College information security officers returned to work on Monday with their fingers crossed.
Universities in the U.S. dodged the initial wave of a massive cyberattack that, among other disruptions, paralyzed hospitals in Britain, shut down telecommunications services in Spain and brought a temporary halt to Renault’s production line in France. But as Monday dawned across Asia, new incidents sprang up across the continent -- including at prestigious universities in China -- leading some in the U.S. to fear what awaited them in the coming workweek.
However, by the close of business Monday, some cybersecurity experts breathed at least a temporary sigh of relief.
“It does seems as if U.S. higher ed was not badly hit by this attack, and reports from other information-sharing organizations indicate that U.S. sectors [and] regions may have been able to mitigate the threats and contain damage,” Kim Milford, executive director of REN-ISAC (short for the Research and Education Networking Information Sharing and Analysis Center), said in an email.
The attack, known as Wanna Decryptor, WannaCry or WCry, is a type of “ransomware,” malicious software that encrypts the files on a computer until users pay to unlock them. It is not a new type of attack, but one that is growing in favor with hackers because many victims will pay up rather than go through the hassle of restoring the encrypted data from a backup.
Ransomware comes in many forms. This particular attack spreads by exploiting a vulnerability in older and unpatched versions of Microsoft Windows. Microsoft fixed the vulnerability in its newer operating systems in March and on Friday patched older versions of Windows as well.
Rapidly climbing estimates suggest the attack has affected more than 200,000 computers in at least 150 countries.
A ransomware spreading in the lab at the university pic.twitter.com/8dROVXXkQv— １２Ｂ (@dodicin) May 12, 2017
Brazosport College in Lake Jackson, Tex., was one of the few institutions in the U.S. that reported cases of the WannaCry attack Friday. The public college, which has about 4,300 students, discovered a total of two computers infected with the malware, said Ron Parker, director of information technology. Both computers were wiped clean, he said.
“We are fortunate to have the resources to be able to properly maintain our systems and to protect them with enterprise-class commercial firewalls and other cybersecurity technologies,” Parker said. “Some organizations, particularly nonprofits like us, really struggle with that. Unfortunately, it is very expensive to connect an organization to the wild west of the internet and protect it properly. And, having those systems is no guarantee that something didn’t work right, and so something was left vulnerable.”
On a normal day, Brazosport’s network consists of about 1,500 college-owned computers and anywhere from several hundred to a few thousand devices owned by faculty members, staffers and students, Parker said. Since containing the outbreak, the IT department discovered that the two infected computers had not received the update that fixed the vulnerability. The college is now searching the rest of its network in case other computers were affected, he said.
“Probably like many organizations this morning, we’re cautiously optimistic that things will be OK,” Parker said.

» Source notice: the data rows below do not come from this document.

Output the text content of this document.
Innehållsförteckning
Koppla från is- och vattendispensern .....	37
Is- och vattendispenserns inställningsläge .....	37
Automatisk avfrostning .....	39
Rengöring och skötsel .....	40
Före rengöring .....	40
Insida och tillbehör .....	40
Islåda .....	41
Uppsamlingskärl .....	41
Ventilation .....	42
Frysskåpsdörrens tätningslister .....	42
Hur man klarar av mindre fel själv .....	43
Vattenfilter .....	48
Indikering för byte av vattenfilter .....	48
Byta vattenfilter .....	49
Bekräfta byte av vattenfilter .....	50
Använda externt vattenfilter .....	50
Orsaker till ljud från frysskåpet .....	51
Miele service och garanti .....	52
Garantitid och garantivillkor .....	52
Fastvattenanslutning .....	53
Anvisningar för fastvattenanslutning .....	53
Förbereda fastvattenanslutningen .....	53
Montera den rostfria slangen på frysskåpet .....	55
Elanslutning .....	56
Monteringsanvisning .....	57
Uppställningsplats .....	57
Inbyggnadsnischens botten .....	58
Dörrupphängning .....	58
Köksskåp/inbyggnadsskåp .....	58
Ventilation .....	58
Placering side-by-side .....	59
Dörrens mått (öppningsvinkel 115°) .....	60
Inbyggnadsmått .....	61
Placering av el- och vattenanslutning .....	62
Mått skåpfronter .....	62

Milford suggested the timing of the attack -- a Friday in the middle of graduation season -- may be one of the reasons why colleges in the U.S. have seen fewer incidents of WannaCry than other sectors and parts of the world. She also credited the work of the cybersecurity researcher who goes by MalwareTech, who was able to put a temporary stop to the attack Friday.
But Milford, like MalwareTech, warned that the attack could resurface, like a virus that mutates to resist a treatment. (And sure enough, by Monday afternoon, the cybersecurity company Check Point Software said it had stopped a new variant of the malware, Reuters reported.)
“We know the attackers will update their code with a workaround, so we can anticipate more,” Milford said. “There will also be copycat attacks. I’m reading reports of income earned from the ransoms thus far around just $20,000. Even if there isn’t big money in it, there’s big notoriety.”